I am a writer, this comes from the many years in the public and private media. And, I am an feminist activist, this comes from being in civil society institutions that had a mission and vision that I shared. I have been very fortunate so far to have a career path that has given me a space and a platform from which to organise these talents and gifts into a sense of service that reads as a fairly reasonable professional resume, because it comes with the generosity of a title that the corporate bureaucracy can organise. For me, it has always been a place from where I can have some structure and resources to be of service to communities where there is work to be done. Maybe one day I can be courageous enough to just say if I have to roll up my sleeves and work, I get work done.

I learned feminism in our home and family from my mother and my grandmother. It just wasn’t called or named Feminism, be that with a capital F or just an f. My mother and my grandmother have, to me been the most beautiful women I have ever known. I saw them show solidarity and sisterhood to women within and outside of our family circles and this left me in awe. It gave me a sense of purpose.   All I am I owe to these women of my family and many other women who have been generous with experience and counsel in the three or so decades of my life. Women from near and far who have shared their wisdom and strength with me and for me, in ways that are expressed formally and in ways that have been unexpressed, but understood. I attribute any part of my character that is positive, that is lived in a way that demonstrates feminist thought, emotion and action to my mother and my grandmother and my community of sisters. It may sound trite to someone reading this in the 21st century, an age of constitutional equality, the world wide web and other forms of civil and political liberty, but for me to sit on the laps of black African women who stepped out of the devastating confines of the forms of racisms and sexisms that the very ugly infrastructure and legalized reality if colonization, combined with the oppressive components of our Africanness is nothing short of astounding.

For women in my world, that have in any way had our humanness undermine, we value what it means to be raised by educated, professionally skilled, wage earning and tax paying professionals who have their own bank accounts, in their own names, have their own minds and hearts, and control and ownership of their bodies.

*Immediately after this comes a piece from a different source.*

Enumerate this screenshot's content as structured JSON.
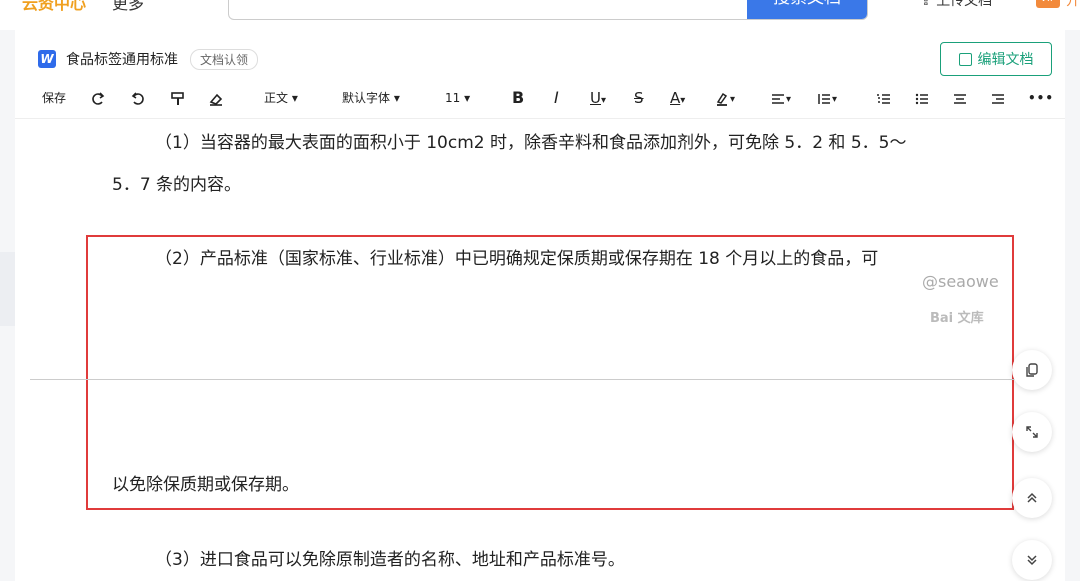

This is an extraordinary achievement.

I aspire to a time when I can present my feminism with the wisdom, grace an art that I witnessed in their kitchens, bedrooms, bathrooms, gardens, plough fields, places of worship and public life. When I can express this sense of resistance and liberation in and with a collective of others who believe that to be a full human being rather than a dog (no disrespect to animal rights activists). When I arrive at this point in my life, then I can say my precious matriarchal inheritances have been honoured, and then I can sit back and exhale. Anything in my character that resembles less than this ‘Queendom’ as the rap diva Latifah names it, is me, is my shortcoming.  So for now, I continue to learn, to error, to relearn and to commit to growing.